Exporting a file in dynamic name
Hi,
I have my output as "Final_output" at the end of the flow. I want to export this into S3 as a csv with the name "Final_output_$datetime.csv"
So everytime the flow runs, it has to create a file with that timestamp. I tried with variable. But didnt work when it comes to file name creation.
Thanks,
Vinothkumar M
Answers
-
Hi
DSS doesn't let you control the name of the files it produces, so you need a Python recipe to a managed folder to do it. For example with
v# -*- coding: utf-8 -*- import dataiku import pandas as pd import os ds = dataiku.Dataset("...the dataset name") df = ds.get_dataframe() f = dataiku.Folder("...the folder id") path = f.get_path() df.to_csv(os.path.join(path, "final_output_%s.csv" % dataiku.get_custom_variables()["datetime"]))
or with a first recipe Export to folder, followed by a Python recipe to rename the file, like
# -*- coding: utf-8 -*- import dataiku import pandas as pd exported = dataiku.Folder("f") final = dataiku.Folder("g") csv_in_folder = [x for x in exported.list_paths_in_partition() if x.endswith('.csv')][0] with exported.get_download_stream(csv_in_folder) as s: data = s.read() final.upload_data("final_output_%s.csv" % dataiku.get_custom_variables()["datetime"], data)
-
@fchataigner2
Thanks for your response. Works cool for the local drive. -
sameerk007 Dataiku DSS Core Designer, Dataiku DSS ML Practitioner, Dataiku DSS Adv Designer, Registered Posts: 1 ✭✭✭
I had something similar to do : Had to push a dataframe to S3 with a timestamp on the file name :
This is what I did :
# Import modlues import dataiku import pandas as pd, numpy as np from dataiku import pandasutils as pdu import boto3 from datetime import datetime from io import StringIO # Read recipe inputs dataset = dataiku.Dataset("Dataset-Name") data_df = dataset.get_dataframe() # Get the time date = datetime.now().strftime("%m_%d_%Y-%H:%M:%S_%p") #Put the dataframe into buffer csv_buffer = StringIO() data_df .to_csv(csv_buffer) # Connect to s3 session = boto3.Session( aws_access_key_id='your _access_id', aws_secret_access_key='your_secret_access_key', ) s3_res = session.resource('s3') # Create a session bucket_name = 'your_s3_bucket_name' # set file name with path and date s3_object_name = f'path-to-output-folder/filename_{date}.csv' #Push the file to s3 s3_res.Object(bucket_name, s3_object_name).put(Body=csv_buffer.getvalue())
-
Ashley Dataiker, Alpha Tester, Dataiku DSS Core Designer, Registered, Product Ideas Manager Posts: 163 Dataiker
Hi @Vinothkumar and @sameerk007 ,
I wanted to let you know about new capabilities released in version 13.2 of Dataiku that may be helpful with this and other similar use cases: dynamic datasets and repeating recipes. This new advanced mode exists for a select number of visual recipes and lets you use parameters from a secondary dataset to configure settings in the recipe. It will run the recipe once for each row in the parameters dataset.

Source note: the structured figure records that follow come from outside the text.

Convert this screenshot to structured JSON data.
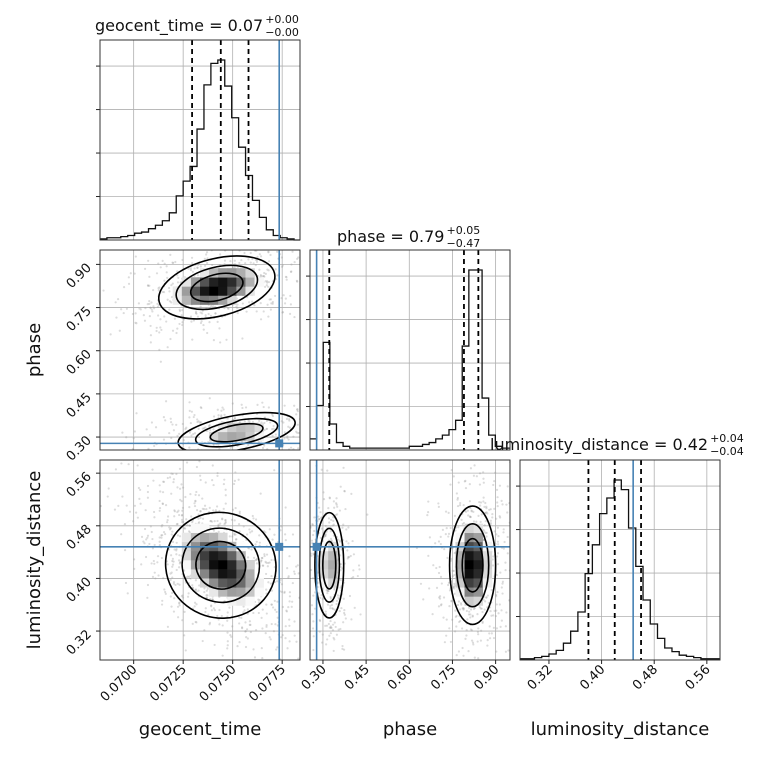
{
  "chart_data": {
    "type": "corner",
    "parameters": [
      "geocent_time",
      "phase",
      "luminosity_distance"
    ],
    "axis_labels": {
      "geocent_time": "geocent_time",
      "phase": "phase",
      "luminosity_distance": "luminosity_distance"
    },
    "ranges": {
      "geocent_time": [
        0.0683,
        0.0784
      ],
      "phase": [
        0.255,
        0.95
      ],
      "luminosity_distance": [
        0.276,
        0.58
      ]
    },
    "ticks": {
      "geocent_time": [
        "0.0700",
        "0.0725",
        "0.0750",
        "0.0775"
      ],
      "phase": [
        "0.30",
        "0.45",
        "0.60",
        "0.75",
        "0.90"
      ],
      "luminosity_distance": [
        "0.32",
        "0.40",
        "0.48",
        "0.56"
      ]
    },
    "truths": {
      "geocent_time": 0.07735,
      "phase": 0.278,
      "luminosity_distance": 0.448
    },
    "titles": {
      "geocent_time": {
        "label": "geocent_time = 0.07",
        "plus": "+0.00",
        "minus": "−0.00"
      },
      "phase": {
        "label": "phase = 0.79",
        "plus": "+0.05",
        "minus": "−0.47"
      },
      "luminosity_distance": {
        "label": "luminosity_distance = 0.42",
        "plus": "+0.04",
        "minus": "−0.04"
      }
    },
    "quantiles": {
      "geocent_time": [
        0.07295,
        0.0744,
        0.0758
      ],
      "phase": [
        0.322,
        0.79,
        0.84
      ],
      "luminosity_distance": [
        0.38,
        0.42,
        0.46
      ]
    },
    "histograms": {
      "geocent_time": {
        "edges": [
          0.0683,
          0.06865,
          0.069,
          0.06935,
          0.0697,
          0.07005,
          0.0704,
          0.07075,
          0.0711,
          0.07145,
          0.0718,
          0.07215,
          0.0725,
          0.07285,
          0.0732,
          0.07355,
          0.0739,
          0.07425,
          0.0746,
          0.07495,
          0.0753,
          0.07565,
          0.076,
          0.07635,
          0.0767,
          0.07705,
          0.0774,
          0.07775,
          0.0781,
          0.07845
        ],
        "counts": [
          1,
          2,
          2,
          3,
          4,
          6,
          7,
          10,
          13,
          17,
          24,
          39,
          52,
          65,
          98,
          137,
          156,
          159,
          136,
          108,
          82,
          57,
          35,
          20,
          9,
          4,
          2,
          1,
          0
        ]
      },
      "phase": {
        "edges": [
          0.255,
          0.278,
          0.301,
          0.324,
          0.347,
          0.37,
          0.393,
          0.416,
          0.439,
          0.462,
          0.485,
          0.508,
          0.531,
          0.554,
          0.577,
          0.6,
          0.623,
          0.646,
          0.669,
          0.692,
          0.715,
          0.738,
          0.761,
          0.784,
          0.807,
          0.83,
          0.853,
          0.876,
          0.899,
          0.922,
          0.95
        ],
        "counts": [
          6,
          24,
          58,
          14,
          4,
          2,
          1,
          1,
          1,
          1,
          1,
          1,
          1,
          1,
          1,
          2,
          2,
          3,
          4,
          6,
          8,
          11,
          16,
          56,
          97,
          97,
          28,
          8,
          2,
          1
        ]
      },
      "luminosity_distance": {
        "edges": [
          0.276,
          0.287,
          0.298,
          0.309,
          0.32,
          0.331,
          0.342,
          0.353,
          0.364,
          0.375,
          0.386,
          0.397,
          0.408,
          0.419,
          0.43,
          0.441,
          0.452,
          0.463,
          0.474,
          0.485,
          0.496,
          0.507,
          0.518,
          0.529,
          0.54,
          0.551,
          0.562,
          0.58
        ],
        "counts": [
          1,
          1,
          2,
          3,
          5,
          8,
          14,
          24,
          40,
          72,
          96,
          122,
          135,
          150,
          142,
          110,
          78,
          50,
          30,
          18,
          10,
          7,
          4,
          3,
          2,
          1,
          1
        ]
      }
    },
    "density_peaks": [
      {
        "x": "geocent_time",
        "y": "phase",
        "center": [
          0.0742,
          0.82
        ],
        "spread": [
          0.0015,
          0.05
        ],
        "rho": 0.4,
        "weight": 0.62
      },
      {
        "x": "geocent_time",
        "y": "phase",
        "center": [
          0.0752,
          0.315
        ],
        "spread": [
          0.0015,
          0.03
        ],
        "rho": 0.3,
        "weight": 0.38
      },
      {
        "x": "geocent_time",
        "y": "luminosity_distance",
        "center": [
          0.0744,
          0.42
        ],
        "spread": [
          0.0014,
          0.04
        ],
        "rho": -0.5,
        "weight": 1.0
      },
      {
        "x": "phase",
        "y": "luminosity_distance",
        "center": [
          0.322,
          0.42
        ],
        "spread": [
          0.025,
          0.04
        ],
        "rho": 0.0,
        "weight": 0.38
      },
      {
        "x": "phase",
        "y": "luminosity_distance",
        "center": [
          0.82,
          0.42
        ],
        "spread": [
          0.04,
          0.045
        ],
        "rho": 0.0,
        "weight": 0.62
      }
    ]
  }
}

For your case, you'll be able to enable an advanced mode of an "Export to Folder" recipe and add "Final_output_${datetime}.csv" as the file name you want. Connect a parameters dataset that contains the datetime of your flow run, and when you run the recipe, you'll find a file called "Final_output_2024-01-01.csv"

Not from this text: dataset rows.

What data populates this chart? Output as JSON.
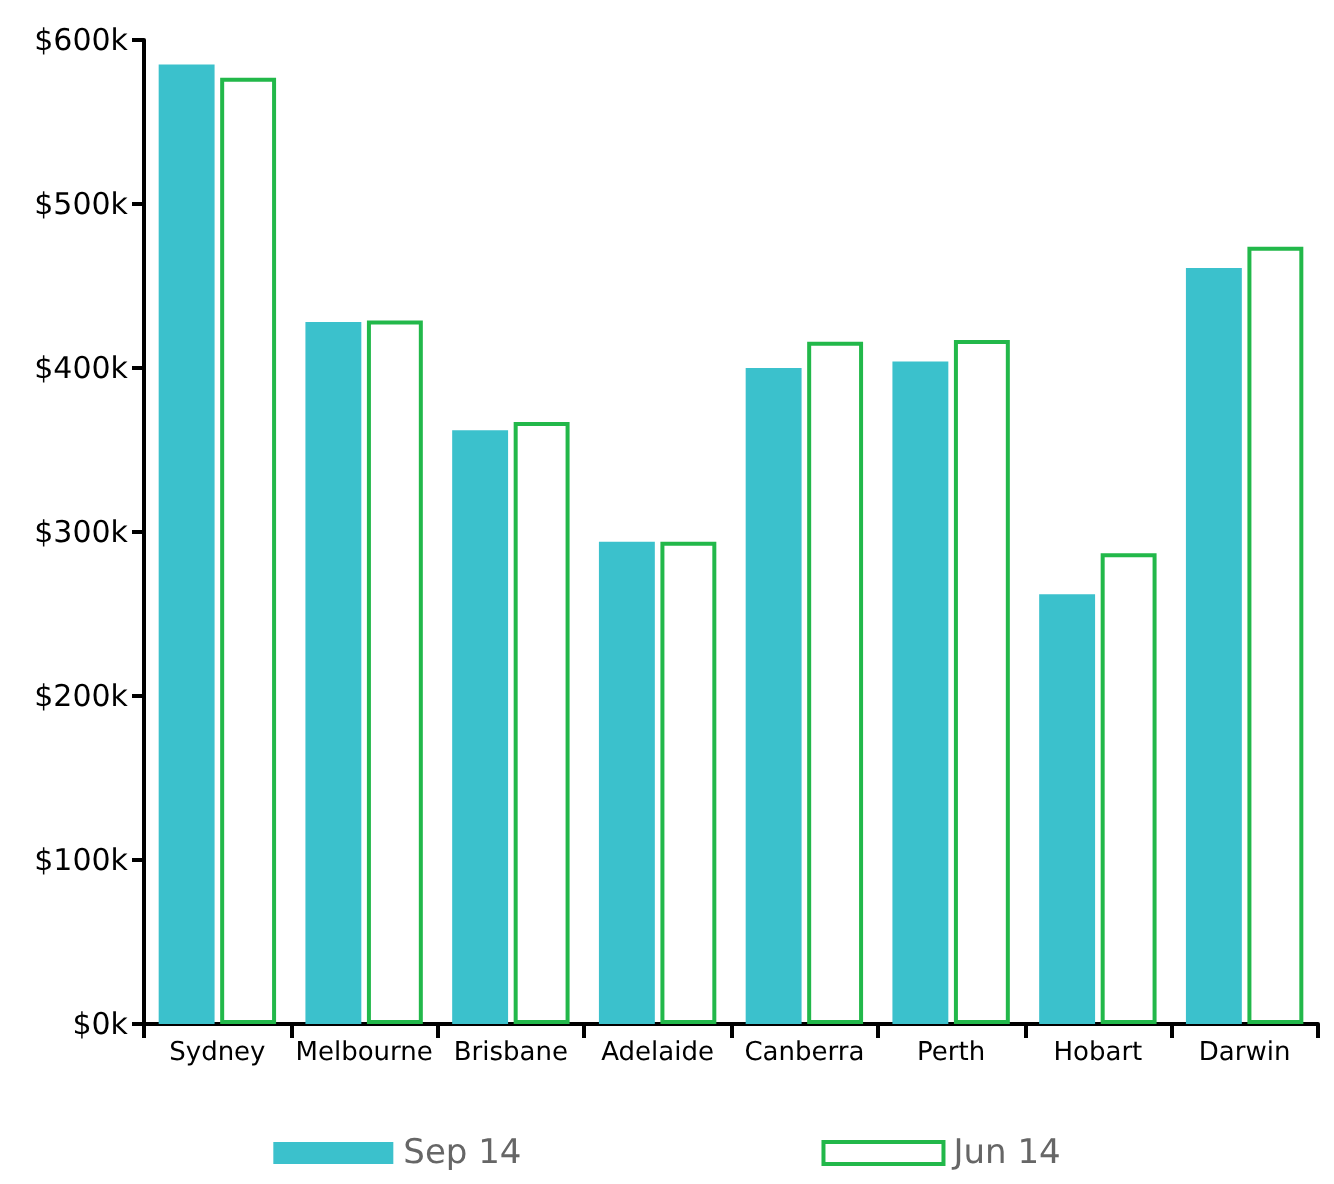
{
  "chart_data": {
    "type": "bar",
    "categories": [
      "Sydney",
      "Melbourne",
      "Brisbane",
      "Adelaide",
      "Canberra",
      "Perth",
      "Hobart",
      "Darwin"
    ],
    "series": [
      {
        "name": "Sep 14",
        "color": "#3bc1cc",
        "values": [
          585,
          428,
          362,
          294,
          400,
          404,
          262,
          461
        ]
      },
      {
        "name": "Jun 14",
        "color": "#22b84a",
        "values": [
          577,
          429,
          367,
          294,
          416,
          417,
          287,
          474
        ]
      }
    ],
    "ylim": [
      0,
      600
    ],
    "yticks": [
      {
        "value": 0,
        "label": "$0k"
      },
      {
        "value": 100,
        "label": "$100k"
      },
      {
        "value": 200,
        "label": "$200k"
      },
      {
        "value": 300,
        "label": "$300k"
      },
      {
        "value": 400,
        "label": "$400k"
      },
      {
        "value": 500,
        "label": "$500k"
      },
      {
        "value": 600,
        "label": "$600k"
      }
    ],
    "grid": false,
    "legend": "bottom"
  }
}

If you'd like to try it, you can learn more in the Knowledge Base or try a hands-on tutorial.
Cheers,
Ashley
-
Turribeach Dataiku DSS Core Designer, Neuron, Dataiku DSS Adv Designer, Registered, Neuron 2023 Posts: 2,160 Neuron
Thanks Ashley, I have not noticed this extra capability on the repeating recipes. It's very cool. And in fact I just tested this and it can also be used to give exported files a dynamic name based on a value on the dataset, like a date! This works since I can set the repeating recipes to use a new group by recipe on my input dataset and get me for instance the max(date) of my data or now() and then use that recipe as the repeating recipe dataset on the export to folder recipe. I can then pass the variable value to the file name field. I don't even need to set the filter as there is no need to filter in my use case, my repeating recipe dataset will always have 1 row only. Finally exports with dynamic file names are supported in visual recipes!